Matteo Bologna - One of the best experts on this subject based on the ideXlab platform.

  • Clinical and Kinematic Features of Valproate-Induced Tremor and Differences with Essential Tremor
    The Cerebellum, 2020
    Co-Authors: Giulia Paparella, Luca Angelini, Alessandro De Biase, Antonio Cannavacciuolo, Donato Colella, Carlo Di Bonaventura, Anna Teresa Giallonardo, Alfredo Berardelli, Matteo Bologna
    Abstract:

    Tremor is a common movement disorder that can be induced by medications, including Valproate, which is used for the treatment of epilepsy. However, the clinical and neurophysiological features of Valproate-induced tremor are still under-investigated. We performed a clinical and kinematic assessment of Valproate-induced tremor by considering tremor body distribution and activation conditions. We investigated possible correlations between demographic and clinical data and kinematic features. Valproate-induced tremor results were also compared with those collected in a large sample of patients with essential tremor. Sixteen Valproate-induced tremor patients and 93 essential tremor patients were enrolled. All participants underwent a standardised neurological examination and video recording. Patients also underwent an objective assessment of postural, kinetic and rest tremor of the upper limbs and head tremor through kinematic analysis.

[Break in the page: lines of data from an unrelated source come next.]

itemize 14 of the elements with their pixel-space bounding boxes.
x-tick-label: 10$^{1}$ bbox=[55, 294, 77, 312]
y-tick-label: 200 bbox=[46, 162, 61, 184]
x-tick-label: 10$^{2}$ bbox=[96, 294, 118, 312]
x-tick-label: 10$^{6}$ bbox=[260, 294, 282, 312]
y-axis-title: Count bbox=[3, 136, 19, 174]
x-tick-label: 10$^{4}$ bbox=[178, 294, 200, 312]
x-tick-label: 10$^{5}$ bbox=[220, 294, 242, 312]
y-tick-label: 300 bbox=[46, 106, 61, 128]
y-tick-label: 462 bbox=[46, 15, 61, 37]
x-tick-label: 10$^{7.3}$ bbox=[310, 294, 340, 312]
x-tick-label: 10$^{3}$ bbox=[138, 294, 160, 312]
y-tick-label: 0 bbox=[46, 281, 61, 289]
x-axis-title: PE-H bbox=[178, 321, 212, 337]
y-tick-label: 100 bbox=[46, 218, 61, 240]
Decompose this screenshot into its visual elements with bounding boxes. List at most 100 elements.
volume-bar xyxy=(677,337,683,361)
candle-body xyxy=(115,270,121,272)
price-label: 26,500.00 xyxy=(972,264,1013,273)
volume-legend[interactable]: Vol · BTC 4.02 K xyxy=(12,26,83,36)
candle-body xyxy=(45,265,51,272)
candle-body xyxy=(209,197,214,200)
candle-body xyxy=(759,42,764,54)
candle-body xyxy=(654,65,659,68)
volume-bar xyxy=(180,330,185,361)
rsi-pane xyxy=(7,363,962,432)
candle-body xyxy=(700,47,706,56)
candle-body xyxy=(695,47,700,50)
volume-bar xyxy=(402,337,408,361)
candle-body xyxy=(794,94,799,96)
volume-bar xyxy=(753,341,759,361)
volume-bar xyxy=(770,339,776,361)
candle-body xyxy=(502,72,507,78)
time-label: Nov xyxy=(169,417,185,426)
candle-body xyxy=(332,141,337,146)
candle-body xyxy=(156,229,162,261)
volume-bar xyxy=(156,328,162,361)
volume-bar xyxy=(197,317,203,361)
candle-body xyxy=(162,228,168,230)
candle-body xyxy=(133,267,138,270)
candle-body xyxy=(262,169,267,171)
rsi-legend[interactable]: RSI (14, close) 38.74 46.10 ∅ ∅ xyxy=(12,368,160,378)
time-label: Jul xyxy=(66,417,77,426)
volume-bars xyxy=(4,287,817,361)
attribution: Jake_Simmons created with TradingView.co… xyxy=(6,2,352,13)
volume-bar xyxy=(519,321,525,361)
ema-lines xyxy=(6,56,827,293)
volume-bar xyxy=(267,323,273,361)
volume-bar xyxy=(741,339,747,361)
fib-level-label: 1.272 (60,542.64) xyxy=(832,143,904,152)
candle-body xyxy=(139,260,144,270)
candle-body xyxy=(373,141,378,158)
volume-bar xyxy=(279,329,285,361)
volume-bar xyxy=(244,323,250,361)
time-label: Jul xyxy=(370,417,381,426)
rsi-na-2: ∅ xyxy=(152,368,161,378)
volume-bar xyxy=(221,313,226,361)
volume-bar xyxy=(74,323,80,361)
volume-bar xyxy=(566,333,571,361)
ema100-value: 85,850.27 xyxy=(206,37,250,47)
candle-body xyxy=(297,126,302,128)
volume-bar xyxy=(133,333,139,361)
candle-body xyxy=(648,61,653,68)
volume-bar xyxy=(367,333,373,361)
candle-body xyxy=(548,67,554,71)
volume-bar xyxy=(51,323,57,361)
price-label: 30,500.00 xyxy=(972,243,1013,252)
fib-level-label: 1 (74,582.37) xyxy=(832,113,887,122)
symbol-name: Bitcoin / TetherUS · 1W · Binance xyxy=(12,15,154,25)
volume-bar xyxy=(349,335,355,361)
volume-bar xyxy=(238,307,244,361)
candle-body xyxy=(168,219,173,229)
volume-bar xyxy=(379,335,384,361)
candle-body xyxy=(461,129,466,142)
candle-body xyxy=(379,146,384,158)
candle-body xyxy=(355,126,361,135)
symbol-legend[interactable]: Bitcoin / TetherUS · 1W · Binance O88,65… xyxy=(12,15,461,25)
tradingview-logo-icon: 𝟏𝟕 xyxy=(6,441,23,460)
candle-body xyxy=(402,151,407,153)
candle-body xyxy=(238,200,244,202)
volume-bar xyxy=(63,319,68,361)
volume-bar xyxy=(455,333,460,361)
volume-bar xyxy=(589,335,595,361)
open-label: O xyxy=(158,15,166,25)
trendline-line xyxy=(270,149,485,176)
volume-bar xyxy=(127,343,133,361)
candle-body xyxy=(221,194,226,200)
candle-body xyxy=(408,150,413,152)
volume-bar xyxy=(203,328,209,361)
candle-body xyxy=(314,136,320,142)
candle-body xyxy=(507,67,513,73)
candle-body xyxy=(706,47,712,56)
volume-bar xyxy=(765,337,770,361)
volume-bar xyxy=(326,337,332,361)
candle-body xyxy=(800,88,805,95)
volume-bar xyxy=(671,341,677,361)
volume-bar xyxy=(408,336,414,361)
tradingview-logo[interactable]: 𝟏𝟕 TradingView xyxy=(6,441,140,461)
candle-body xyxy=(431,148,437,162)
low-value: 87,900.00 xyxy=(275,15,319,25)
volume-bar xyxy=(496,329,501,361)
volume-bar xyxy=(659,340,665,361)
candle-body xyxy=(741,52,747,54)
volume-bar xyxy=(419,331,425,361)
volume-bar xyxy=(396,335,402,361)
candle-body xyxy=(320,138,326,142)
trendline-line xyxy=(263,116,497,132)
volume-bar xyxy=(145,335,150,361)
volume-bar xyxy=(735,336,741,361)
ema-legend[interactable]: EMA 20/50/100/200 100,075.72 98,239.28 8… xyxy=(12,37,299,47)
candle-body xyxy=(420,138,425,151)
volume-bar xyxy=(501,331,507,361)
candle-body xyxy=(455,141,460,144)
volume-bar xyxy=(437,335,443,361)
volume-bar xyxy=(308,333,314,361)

Nonparametric tests were used for statistical comparisons between the two groups. Clinical evaluation showed a higher occurrence of rest tremor as well as head or voice, and lower limb involvement in patients with Valproate-induced tremor. Kinematic analysis showed a substantial variability in the tremor features of patients with Valproate-induced tremor. Compared to essential tremor, we found a higher occurrence of rest tremor of the upper limbs and the involvement of more body segments in Valproate-induced tremor patients. Valproate-induced tremor has distinctive clinical and kinematic features, which may suggest that Valproate interferes with the cerebellar functions.